Most foods I don't like are foods whose texture I don't like. This is lucky, since I can't un-smell what you're eating if you're eating with me. Or maybe luck isn't the dominant factor at all.

We don't have as much scent vocabulary as I could use. Much of it is either taste vocabulary or analogy vocabulary ("like grass" or "like wet wool"). My mom and I can communicate about scent because we can smell equal amounts of stuff and have talked about it for awhile. Unfortunately, none of this is intuitive; someone else with a strong sense of smell will not automatically know what we mean that something smells "sort of to the left and up." So if you ask what you smell like and I list off a couple of things like your soap and your lotion and then wave my hands and say "like a [your name]," it's just that I lack vocabulary. Or that the vocabulary I have would sound unpleasant when the reality is not.

Scent-sensitive people learn not to talk about a lot of this stuff. If you share your home with people and smell that they are ill, it's not considered polite to offer them remedies for the sniffles they haven't mentioned (at best; at worse, it's considered a little crazy). It is perfectly polite to tell your friends that you were thinking about what they were saying after they'd gone, even that you could hear their voice in your head repeating something to you, but telling them that you were happy to smell them in your house or clothing after they'd gone is generally not nice, or else implies more than you might want it to. It sounds more intimate to people than sight or sound, and yet it's unavoidable. Unintended intimacy, I guess. But you can't warn people by saying, "if I hug you, I will smell you," because that's...more than a little weird, frankly.

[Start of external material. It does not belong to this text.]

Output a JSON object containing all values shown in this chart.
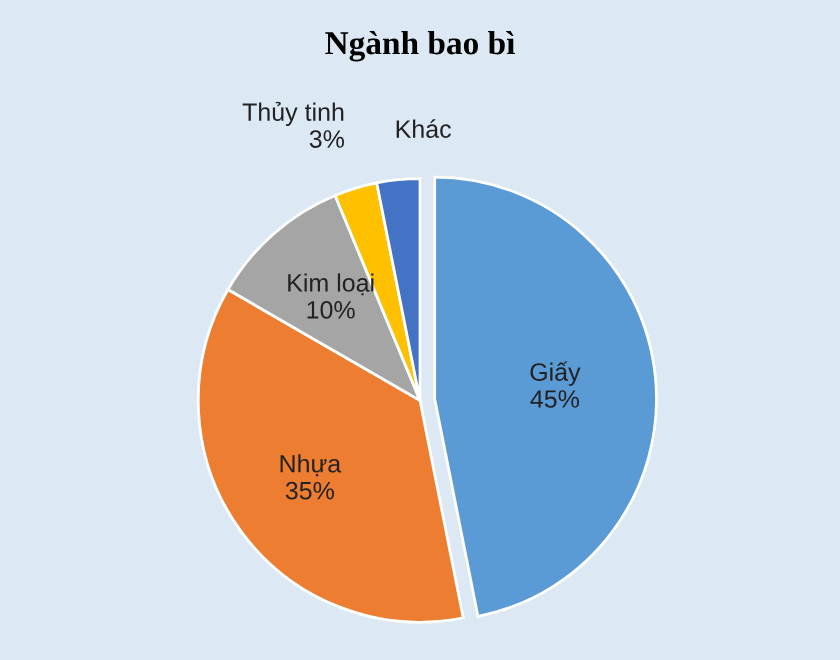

porphyrin mentioned that her sense of smell had been heightened during pregnancy, and that this was not uncommon. I don't think it's the same experience. I used the analogy of cochlear implants with her, and it's what I believe: it is entirely different to have a strong sense from birth than to get it later. People with cochlear implants have to work very, very hard to learn to filter the data they're receiving and place it in context. People with "normal" or excellent hearing do it automatically. Also, most of us are not nauseated a lot of the time, which helps.

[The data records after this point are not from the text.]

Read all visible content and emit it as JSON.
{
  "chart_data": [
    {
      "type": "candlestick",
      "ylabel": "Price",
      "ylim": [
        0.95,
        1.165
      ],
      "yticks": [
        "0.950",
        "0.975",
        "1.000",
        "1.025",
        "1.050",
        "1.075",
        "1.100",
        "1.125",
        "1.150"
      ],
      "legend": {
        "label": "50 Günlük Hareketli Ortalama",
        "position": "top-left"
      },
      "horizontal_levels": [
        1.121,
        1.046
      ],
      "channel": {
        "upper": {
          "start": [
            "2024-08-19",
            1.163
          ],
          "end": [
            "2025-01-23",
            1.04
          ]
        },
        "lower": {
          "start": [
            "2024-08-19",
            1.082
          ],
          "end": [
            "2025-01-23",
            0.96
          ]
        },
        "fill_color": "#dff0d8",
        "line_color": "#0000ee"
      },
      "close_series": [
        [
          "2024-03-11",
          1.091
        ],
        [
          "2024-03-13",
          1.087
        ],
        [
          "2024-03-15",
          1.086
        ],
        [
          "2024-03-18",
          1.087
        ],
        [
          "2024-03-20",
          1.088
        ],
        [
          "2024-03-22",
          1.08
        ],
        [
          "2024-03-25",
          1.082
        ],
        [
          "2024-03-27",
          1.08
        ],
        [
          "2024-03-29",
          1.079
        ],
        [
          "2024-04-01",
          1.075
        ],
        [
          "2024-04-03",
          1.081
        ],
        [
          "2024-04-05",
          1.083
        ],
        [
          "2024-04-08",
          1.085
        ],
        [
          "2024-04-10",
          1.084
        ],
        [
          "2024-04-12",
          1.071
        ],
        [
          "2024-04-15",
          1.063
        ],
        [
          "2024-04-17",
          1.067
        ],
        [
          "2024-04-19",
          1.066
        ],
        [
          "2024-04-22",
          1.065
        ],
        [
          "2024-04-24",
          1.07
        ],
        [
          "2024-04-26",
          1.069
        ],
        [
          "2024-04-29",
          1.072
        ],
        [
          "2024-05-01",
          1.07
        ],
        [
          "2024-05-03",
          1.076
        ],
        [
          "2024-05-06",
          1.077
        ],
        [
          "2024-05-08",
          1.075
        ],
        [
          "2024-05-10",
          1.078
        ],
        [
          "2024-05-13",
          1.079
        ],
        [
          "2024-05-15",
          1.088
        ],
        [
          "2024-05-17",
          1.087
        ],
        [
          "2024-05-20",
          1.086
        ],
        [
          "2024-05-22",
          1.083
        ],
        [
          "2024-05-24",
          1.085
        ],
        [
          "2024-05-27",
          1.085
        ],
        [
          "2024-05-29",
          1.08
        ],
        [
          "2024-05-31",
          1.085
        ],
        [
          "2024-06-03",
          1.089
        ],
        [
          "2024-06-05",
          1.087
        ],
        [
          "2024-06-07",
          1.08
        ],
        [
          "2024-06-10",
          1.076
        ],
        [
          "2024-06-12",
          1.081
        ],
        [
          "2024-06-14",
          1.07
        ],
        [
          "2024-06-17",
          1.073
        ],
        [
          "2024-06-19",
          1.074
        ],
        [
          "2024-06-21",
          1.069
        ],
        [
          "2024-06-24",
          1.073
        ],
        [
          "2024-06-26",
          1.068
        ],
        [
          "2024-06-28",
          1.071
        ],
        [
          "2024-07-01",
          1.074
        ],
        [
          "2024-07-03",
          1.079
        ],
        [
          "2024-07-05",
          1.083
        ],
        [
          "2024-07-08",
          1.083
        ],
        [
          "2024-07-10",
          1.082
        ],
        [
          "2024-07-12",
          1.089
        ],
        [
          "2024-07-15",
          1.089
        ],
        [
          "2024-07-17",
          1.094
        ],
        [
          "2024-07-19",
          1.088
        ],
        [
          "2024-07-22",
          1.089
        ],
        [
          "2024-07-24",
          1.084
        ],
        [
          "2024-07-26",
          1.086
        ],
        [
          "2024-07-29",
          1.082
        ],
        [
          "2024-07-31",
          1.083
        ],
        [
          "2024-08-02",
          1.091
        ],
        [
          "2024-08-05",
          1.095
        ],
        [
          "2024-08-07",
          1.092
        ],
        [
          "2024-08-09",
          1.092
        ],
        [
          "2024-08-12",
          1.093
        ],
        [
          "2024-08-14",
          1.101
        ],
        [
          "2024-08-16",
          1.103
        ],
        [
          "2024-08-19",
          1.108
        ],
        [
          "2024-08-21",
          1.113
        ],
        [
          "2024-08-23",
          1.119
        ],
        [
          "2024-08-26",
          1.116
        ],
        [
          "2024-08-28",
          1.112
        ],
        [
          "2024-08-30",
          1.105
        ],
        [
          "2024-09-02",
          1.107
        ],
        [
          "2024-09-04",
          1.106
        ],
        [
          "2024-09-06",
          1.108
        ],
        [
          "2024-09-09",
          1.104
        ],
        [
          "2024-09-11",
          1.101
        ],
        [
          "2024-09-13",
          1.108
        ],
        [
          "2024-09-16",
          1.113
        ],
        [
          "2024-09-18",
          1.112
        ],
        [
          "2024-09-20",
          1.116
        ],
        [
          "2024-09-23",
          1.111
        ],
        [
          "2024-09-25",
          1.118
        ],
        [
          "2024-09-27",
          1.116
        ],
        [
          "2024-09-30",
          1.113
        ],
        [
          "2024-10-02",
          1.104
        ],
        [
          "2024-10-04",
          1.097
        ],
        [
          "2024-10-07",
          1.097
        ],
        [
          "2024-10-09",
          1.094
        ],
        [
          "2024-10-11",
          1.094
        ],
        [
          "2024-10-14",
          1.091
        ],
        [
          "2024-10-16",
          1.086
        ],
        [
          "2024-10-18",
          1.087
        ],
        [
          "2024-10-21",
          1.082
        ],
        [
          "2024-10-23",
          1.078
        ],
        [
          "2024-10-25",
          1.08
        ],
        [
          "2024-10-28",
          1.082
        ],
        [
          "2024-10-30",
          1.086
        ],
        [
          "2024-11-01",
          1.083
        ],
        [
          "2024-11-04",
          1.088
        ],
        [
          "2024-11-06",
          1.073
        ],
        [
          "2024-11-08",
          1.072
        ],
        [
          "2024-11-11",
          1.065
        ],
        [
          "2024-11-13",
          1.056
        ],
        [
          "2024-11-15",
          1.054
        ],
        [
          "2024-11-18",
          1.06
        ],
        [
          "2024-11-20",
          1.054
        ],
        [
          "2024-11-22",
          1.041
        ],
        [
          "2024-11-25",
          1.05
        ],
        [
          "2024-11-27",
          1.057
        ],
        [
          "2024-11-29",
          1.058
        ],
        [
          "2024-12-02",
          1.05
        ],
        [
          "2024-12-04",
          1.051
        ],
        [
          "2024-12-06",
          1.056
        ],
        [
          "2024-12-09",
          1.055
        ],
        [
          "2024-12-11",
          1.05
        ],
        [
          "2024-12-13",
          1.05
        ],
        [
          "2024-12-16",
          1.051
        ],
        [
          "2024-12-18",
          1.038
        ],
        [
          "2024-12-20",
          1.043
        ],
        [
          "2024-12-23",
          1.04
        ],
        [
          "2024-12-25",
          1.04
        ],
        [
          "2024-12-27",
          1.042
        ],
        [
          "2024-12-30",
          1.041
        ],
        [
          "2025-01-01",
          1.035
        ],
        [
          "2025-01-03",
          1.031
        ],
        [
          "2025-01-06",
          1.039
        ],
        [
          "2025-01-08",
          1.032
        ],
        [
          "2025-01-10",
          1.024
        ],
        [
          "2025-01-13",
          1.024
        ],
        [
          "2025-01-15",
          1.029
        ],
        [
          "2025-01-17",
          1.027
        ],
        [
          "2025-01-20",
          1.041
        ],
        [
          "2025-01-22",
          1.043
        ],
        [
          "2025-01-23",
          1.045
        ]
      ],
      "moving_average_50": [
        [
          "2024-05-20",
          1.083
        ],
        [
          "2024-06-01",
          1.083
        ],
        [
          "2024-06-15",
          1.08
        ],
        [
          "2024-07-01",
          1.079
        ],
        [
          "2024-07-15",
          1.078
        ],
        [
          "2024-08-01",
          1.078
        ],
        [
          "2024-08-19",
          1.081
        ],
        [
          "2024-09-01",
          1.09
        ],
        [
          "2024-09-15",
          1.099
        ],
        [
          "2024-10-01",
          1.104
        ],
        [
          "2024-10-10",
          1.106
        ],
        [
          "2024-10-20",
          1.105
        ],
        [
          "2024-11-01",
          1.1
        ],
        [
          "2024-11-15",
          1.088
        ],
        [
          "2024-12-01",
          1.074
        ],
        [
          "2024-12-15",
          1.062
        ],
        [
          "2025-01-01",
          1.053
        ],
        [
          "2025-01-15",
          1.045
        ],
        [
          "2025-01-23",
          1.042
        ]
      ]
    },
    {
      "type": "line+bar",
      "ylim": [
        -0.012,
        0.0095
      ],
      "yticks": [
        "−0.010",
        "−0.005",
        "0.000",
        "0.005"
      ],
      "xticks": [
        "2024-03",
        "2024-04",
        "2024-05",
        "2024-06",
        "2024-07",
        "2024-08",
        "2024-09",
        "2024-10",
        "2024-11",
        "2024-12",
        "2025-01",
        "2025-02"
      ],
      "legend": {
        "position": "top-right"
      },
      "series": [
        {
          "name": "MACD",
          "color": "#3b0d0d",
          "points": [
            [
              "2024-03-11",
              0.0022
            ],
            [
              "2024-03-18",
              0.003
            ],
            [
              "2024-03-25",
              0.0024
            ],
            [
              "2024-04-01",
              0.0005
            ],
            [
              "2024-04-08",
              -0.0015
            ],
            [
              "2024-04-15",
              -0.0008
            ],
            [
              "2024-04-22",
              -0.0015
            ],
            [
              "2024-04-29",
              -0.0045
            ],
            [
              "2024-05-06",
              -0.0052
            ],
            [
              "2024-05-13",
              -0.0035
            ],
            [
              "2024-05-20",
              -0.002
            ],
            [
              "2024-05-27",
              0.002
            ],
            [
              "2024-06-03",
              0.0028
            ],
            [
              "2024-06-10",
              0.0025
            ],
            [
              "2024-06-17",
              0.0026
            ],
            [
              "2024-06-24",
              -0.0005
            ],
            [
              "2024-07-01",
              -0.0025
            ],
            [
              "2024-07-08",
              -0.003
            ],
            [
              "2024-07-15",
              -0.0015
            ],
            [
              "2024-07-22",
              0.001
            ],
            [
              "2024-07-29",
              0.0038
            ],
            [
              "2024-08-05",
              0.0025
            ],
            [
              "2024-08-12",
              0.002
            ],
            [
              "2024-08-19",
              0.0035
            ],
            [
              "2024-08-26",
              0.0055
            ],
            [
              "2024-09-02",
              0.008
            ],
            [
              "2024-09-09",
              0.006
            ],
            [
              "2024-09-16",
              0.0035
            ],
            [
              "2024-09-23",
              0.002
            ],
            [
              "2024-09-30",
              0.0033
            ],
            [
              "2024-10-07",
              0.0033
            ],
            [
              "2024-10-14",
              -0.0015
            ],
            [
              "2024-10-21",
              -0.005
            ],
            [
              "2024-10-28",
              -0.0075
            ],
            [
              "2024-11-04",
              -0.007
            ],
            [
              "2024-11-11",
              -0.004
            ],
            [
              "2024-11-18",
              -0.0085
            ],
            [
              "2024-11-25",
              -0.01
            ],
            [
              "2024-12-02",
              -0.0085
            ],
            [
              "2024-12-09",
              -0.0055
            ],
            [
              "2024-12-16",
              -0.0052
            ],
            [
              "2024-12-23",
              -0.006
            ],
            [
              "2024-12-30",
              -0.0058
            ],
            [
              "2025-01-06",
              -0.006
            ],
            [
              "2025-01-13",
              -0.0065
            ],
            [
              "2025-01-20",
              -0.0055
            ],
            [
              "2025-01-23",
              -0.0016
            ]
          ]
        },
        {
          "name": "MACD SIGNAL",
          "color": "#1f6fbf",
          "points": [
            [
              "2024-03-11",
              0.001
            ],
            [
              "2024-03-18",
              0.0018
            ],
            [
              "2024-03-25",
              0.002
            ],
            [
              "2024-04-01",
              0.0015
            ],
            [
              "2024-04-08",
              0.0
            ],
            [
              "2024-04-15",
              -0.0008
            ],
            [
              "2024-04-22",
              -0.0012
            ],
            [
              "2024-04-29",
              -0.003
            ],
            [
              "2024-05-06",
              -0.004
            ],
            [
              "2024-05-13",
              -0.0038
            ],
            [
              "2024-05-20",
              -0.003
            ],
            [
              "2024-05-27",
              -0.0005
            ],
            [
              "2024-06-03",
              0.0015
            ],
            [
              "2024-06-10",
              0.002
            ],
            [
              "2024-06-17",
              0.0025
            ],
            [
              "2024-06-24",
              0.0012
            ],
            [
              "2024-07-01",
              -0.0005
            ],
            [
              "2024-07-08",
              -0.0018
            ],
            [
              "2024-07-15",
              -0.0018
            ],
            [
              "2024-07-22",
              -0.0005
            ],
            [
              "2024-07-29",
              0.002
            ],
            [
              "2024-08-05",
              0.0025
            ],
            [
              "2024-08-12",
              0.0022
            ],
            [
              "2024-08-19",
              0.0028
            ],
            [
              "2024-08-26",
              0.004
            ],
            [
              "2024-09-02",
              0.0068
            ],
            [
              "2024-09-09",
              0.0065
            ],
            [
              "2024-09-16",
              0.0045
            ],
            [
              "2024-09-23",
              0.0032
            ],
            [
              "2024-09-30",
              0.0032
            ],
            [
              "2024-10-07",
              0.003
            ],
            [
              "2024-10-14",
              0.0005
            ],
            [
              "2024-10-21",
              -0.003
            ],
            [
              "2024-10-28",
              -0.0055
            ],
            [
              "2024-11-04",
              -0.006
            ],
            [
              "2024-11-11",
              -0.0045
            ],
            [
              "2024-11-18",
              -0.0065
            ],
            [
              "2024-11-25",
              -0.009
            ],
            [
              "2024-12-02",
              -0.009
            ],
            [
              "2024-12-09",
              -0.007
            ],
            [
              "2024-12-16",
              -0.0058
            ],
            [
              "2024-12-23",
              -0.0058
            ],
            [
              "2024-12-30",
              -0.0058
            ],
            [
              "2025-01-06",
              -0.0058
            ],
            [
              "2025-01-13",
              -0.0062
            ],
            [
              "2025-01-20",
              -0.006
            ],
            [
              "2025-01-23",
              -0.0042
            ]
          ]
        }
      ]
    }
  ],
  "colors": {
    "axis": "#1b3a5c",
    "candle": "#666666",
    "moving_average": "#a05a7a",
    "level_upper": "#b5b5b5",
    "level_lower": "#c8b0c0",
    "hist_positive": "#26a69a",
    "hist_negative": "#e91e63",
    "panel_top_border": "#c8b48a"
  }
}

Some smells are perfectly bearable at one strength and horrible at another. I once got a shampoo that felt to me like someone had made a mint truncheon and was attempting to rhythmically beat the inside of my nostrils with it. I like mint. Not that much mint.

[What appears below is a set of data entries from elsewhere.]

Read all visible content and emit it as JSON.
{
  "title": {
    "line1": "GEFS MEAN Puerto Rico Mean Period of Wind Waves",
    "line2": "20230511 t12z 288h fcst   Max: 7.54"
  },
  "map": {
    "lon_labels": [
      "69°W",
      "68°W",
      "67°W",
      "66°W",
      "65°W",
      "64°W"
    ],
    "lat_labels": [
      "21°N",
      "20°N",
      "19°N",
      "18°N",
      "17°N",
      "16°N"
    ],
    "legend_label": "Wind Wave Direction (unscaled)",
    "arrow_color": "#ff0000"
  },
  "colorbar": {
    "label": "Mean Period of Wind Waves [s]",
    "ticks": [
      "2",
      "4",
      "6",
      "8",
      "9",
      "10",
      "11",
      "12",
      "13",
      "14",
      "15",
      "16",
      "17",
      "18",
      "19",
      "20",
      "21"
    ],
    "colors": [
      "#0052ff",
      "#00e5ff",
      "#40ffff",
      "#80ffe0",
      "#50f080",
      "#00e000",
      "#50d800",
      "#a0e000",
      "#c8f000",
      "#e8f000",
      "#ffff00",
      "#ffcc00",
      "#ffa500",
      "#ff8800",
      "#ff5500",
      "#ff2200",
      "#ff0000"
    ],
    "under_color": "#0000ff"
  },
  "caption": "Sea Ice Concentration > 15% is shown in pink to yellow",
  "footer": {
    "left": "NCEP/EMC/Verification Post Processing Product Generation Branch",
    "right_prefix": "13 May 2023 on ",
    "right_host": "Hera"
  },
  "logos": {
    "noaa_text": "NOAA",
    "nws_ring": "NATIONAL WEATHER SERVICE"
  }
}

When they discontinue my lotion and I have to choose new, it feels like a stranger is following me around the house, hovering at my shoulder, for days and days. Same for the hand soaps we have in the bathroom, shampoos, body wash, detergent, and dish detergent. I do not change such products lightly. It's very distracting when I do.


Okay, enough spamming my friends page for one day. I'm going to poke the book with a long metaphorical stick and then get some rest.